The autocrat in Ankara is not only trying to dismantle Atatürk’s secular state, but “strategic partners” of Washington don’t usually sweep up U.S. consulate employees and Americans in a paranoid purge.
Turkish authorities arrested Metin Topuz, a liaison officer at the U.S. consulate in Istanbul who has been employed there since 1994, in early October and accused him of having contacts with plotters of last year’s coup – history’s most bloated conspiracy ever, going by more than 60,000 coup-connection arrests since July 2016 – as well as claiming he was involved with the 2003 Istanbul bombings perpetrated by al Qaeda.
While Trump lauds democratic institutions in Turkey, they’re crumbling.
After Topuz’s arrest, the U.S. froze non-immigrant visa services in Turkey, and the Turkish Embassy in D.C. retaliated by suspending visa applications.

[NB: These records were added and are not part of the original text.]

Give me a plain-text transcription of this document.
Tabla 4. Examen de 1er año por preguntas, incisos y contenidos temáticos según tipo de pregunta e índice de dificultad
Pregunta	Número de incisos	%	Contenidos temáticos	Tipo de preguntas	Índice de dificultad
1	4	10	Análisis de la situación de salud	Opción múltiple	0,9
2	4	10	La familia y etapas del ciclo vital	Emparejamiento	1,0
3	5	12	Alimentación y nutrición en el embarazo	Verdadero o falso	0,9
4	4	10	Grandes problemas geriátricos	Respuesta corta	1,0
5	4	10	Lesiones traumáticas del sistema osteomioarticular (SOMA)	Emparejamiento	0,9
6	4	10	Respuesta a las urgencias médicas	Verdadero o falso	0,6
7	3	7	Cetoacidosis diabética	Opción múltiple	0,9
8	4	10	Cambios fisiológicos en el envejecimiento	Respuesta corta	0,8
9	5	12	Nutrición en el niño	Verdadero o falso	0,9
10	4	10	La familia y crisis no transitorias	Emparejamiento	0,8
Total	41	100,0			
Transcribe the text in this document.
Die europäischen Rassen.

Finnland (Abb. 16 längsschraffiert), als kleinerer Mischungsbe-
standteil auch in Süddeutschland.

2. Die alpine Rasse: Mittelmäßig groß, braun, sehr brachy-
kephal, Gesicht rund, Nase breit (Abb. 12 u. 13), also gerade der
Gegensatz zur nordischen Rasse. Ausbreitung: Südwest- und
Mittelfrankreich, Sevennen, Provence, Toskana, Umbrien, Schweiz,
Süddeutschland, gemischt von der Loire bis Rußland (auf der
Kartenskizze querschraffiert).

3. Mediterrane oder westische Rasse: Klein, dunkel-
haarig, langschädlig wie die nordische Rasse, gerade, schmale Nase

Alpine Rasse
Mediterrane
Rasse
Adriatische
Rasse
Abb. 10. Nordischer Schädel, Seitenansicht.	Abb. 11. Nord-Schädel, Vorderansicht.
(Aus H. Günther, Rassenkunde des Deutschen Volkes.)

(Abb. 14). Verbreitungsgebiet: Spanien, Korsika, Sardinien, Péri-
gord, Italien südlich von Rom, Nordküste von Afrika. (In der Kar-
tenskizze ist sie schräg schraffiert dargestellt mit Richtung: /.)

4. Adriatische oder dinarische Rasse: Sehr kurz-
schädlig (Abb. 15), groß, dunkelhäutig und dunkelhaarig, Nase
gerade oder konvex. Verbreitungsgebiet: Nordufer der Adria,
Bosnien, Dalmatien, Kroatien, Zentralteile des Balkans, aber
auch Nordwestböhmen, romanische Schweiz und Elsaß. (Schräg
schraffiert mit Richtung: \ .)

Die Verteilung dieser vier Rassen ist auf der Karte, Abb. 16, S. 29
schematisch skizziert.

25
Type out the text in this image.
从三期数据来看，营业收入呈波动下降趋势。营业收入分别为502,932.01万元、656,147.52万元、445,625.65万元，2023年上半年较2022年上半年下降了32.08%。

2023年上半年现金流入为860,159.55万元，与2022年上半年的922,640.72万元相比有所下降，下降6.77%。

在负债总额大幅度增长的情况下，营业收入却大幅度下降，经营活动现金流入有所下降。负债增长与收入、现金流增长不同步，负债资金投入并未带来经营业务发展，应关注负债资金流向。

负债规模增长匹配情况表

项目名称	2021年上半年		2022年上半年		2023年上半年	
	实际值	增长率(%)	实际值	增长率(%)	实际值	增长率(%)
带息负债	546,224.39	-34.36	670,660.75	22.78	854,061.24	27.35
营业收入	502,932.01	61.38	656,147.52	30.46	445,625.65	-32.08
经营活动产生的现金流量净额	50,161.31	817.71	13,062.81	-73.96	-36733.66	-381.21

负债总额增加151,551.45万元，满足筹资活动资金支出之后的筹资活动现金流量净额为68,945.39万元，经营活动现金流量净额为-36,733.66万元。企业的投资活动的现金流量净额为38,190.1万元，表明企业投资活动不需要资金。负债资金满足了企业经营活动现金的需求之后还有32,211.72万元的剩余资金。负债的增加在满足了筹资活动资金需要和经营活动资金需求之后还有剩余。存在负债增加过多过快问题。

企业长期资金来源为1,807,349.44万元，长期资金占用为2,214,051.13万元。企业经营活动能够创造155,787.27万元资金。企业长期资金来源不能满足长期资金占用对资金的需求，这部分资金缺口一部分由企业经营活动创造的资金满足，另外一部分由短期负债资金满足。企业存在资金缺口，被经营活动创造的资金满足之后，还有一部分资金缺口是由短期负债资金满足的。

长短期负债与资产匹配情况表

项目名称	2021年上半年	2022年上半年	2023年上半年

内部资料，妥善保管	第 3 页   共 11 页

Turkish officials then went after consulate employee Mete Cantürk, first taking into custody and interrogating his wife and daughter. Pro-Erdoğan media charged that Cantürk read anti-Erdoğan newspaper Zaman, which was seized and shut by the government last year, and was friends with the editor. In case that charge isn’t silly enough, Cantürk is also accused of listening to radio stations accused of being Gülenist while in his car. Turkish officials have alleged that Cantürk used his consular job to ease access for Turks wanting to visit Erdoğan’s arch-foe, cleric Fethullah Gülen, at his home base in Saylorsburg, Pa.